Elizabeth Warren, the Democratic candidate in Massachusetts for the U.S. Senate, claimed at some points in her professional life to be a very small part Cherokee. The claim, apparently based on family lore, seems to be of dubious authenticity — or, at least, is not yet convincingly authenticated.
George F. Will writes in his column today that this matters a lot for the upcoming election, in which Warren challenges the Republican incumbent, Sen. Scott Brown. It makes Warren look hypocritical, Will argues — but worse, it is a revealing part and parcel of what he calls a lamentable liberal “identity politics,” in which a candidate’s character and experience are viewed with less importance than his or her ethnic background and other bona fides in the “diversity industry.” Will ascribes this to Warren’s background in elite academia (she was a Harvard professor), a place where one’s barely remembered nonwhite great-great-great-grandparent can be political capital -- something to brag about. Both her schools, Harvard and Penn, did, indeed, brag. It helped them seem more diverse.
Will says this is all germane in a candidate who is famously running as a Teller of Truth to Power. He says it’s important. Is he right?
PostScript shall now attempt to authoritatively find out, by wildly skimming the more than 3,000 reader comments provoked by the column to determine whether this slightly seamy, sorry narrative actually is changing anyone’s mind. The unmade-up mind is an elusive beast round these parts, but if we’re very quiet and don’t call them at dinnertime, they might talk to us.
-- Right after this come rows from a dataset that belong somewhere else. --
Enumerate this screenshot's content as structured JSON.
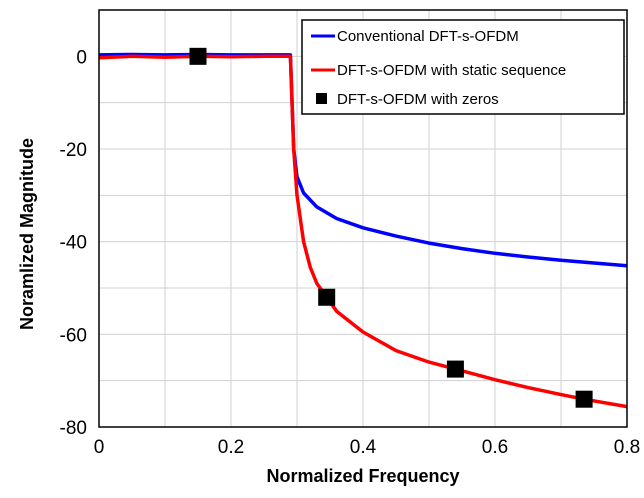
{
  "chart_data": {
    "type": "line",
    "xlabel": "Normalized Frequency",
    "ylabel": "Noramlized Magnitude",
    "xlim": [
      0,
      0.8
    ],
    "ylim": [
      -80,
      10
    ],
    "xticks": [
      "0",
      "0.2",
      "0.4",
      "0.6",
      "0.8"
    ],
    "yticks": [
      "0",
      "-20",
      "-40",
      "-60",
      "-80"
    ],
    "grid": true,
    "legend_position": "top-right",
    "series": [
      {
        "name": "Conventional DFT-s-OFDM",
        "color": "#0000ff",
        "style": "line",
        "x": [
          0,
          0.05,
          0.1,
          0.15,
          0.2,
          0.25,
          0.29,
          0.295,
          0.3,
          0.31,
          0.33,
          0.36,
          0.4,
          0.45,
          0.5,
          0.55,
          0.6,
          0.65,
          0.7,
          0.75,
          0.8
        ],
        "y": [
          0.3,
          0.4,
          0.3,
          0.4,
          0.3,
          0.3,
          0.3,
          -20,
          -26,
          -29.5,
          -32.5,
          -35,
          -37,
          -38.8,
          -40.3,
          -41.5,
          -42.5,
          -43.3,
          -44,
          -44.6,
          -45.2
        ]
      },
      {
        "name": "DFT-s-OFDM with static sequence",
        "color": "#ff0000",
        "style": "line",
        "x": [
          0,
          0.05,
          0.1,
          0.15,
          0.2,
          0.25,
          0.29,
          0.295,
          0.3,
          0.31,
          0.32,
          0.33,
          0.345,
          0.36,
          0.4,
          0.45,
          0.5,
          0.54,
          0.6,
          0.65,
          0.7,
          0.735,
          0.8
        ],
        "y": [
          -0.3,
          0,
          -0.2,
          0,
          -0.1,
          0,
          0,
          -20,
          -30,
          -40,
          -45.5,
          -49,
          -52,
          -55,
          -59.5,
          -63.5,
          -66,
          -67.5,
          -69.8,
          -71.5,
          -73,
          -74,
          -75.6
        ]
      },
      {
        "name": "DFT-s-OFDM with zeros",
        "color": "#000000",
        "style": "markers",
        "x": [
          0.15,
          0.345,
          0.54,
          0.735
        ],
        "y": [
          0,
          -52,
          -67.5,
          -74
        ]
      }
    ]
  }
}
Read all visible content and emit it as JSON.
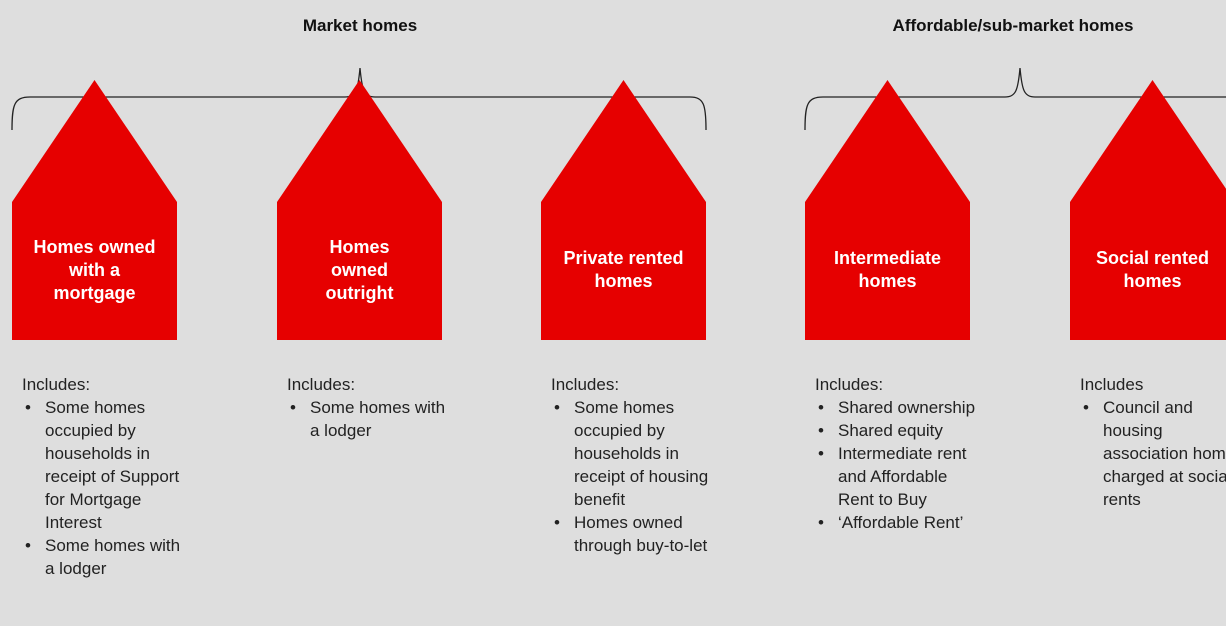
{
  "groups": [
    {
      "label": "Market homes"
    },
    {
      "label": "Affordable/sub-market homes"
    }
  ],
  "houses": [
    {
      "title": "Homes owned with a mortgage",
      "includes": "Includes:",
      "items": [
        "Some homes occupied by households in receipt of Support for Mortgage Interest",
        "Some homes with a lodger"
      ]
    },
    {
      "title": "Homes owned outright",
      "includes": "Includes:",
      "items": [
        "Some homes with a lodger"
      ]
    },
    {
      "title": "Private rented homes",
      "includes": "Includes:",
      "items": [
        "Some homes occupied by households in receipt of housing benefit",
        "Homes owned through buy-to-let"
      ]
    },
    {
      "title": "Intermediate homes",
      "includes": "Includes:",
      "items": [
        "Shared ownership",
        "Shared equity",
        "Intermediate rent and Affordable Rent to Buy",
        "‘Affordable Rent’"
      ]
    },
    {
      "title": "Social rented homes",
      "includes": "Includes",
      "items": [
        "Council and housing association homes charged at social rents"
      ]
    }
  ]
}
Shh. Back in a minute.
Okay. Yep, Will wins this round. People don’t like this.
MdLaw really, really didn’t want to change his or her mind about this issue. But had to:
As a Democrat, there are few things in life I hate more than having to admit George Will is right but every now and again that is the case. This is one of those cases. Warren’s wounds are self inflicted. It appears Warren rode the “vogue” wave of claiming Native American ancestry when it was popular but took it a bit too seriously and exploited it a bit too far. Now, of all things, I have to admit Will has a point. For that, I cannot forgive her.
Benson allows that, because it’s still unclear who was stretching the truth — was it Harvard? Warren? Both, a little? — and whether the deception allowed Warren to get a job, it’s easy enough to excuse the sin. But Benson says we shouldn’t because too many people acted ridiculously:
It probably seemed like a “victimless crime.” I think we all know better now, right? To allow Harvard and Penn to claim that they had a diverse faculty on the basis of Warren’s claim was ludicrous.
ProfEthan can forgive the past, but not the present:
So . . . she gamed the system at bit. That bothers me, but not too much. But she’s now been caught lying about what she did, claiming she never overtly claimed to be an Indian. That bothers me a lot.
We could go on here, but won't. Grudging, reluctant agreement from the blues speaks with particular eloquence: Ms. Warren has a problem.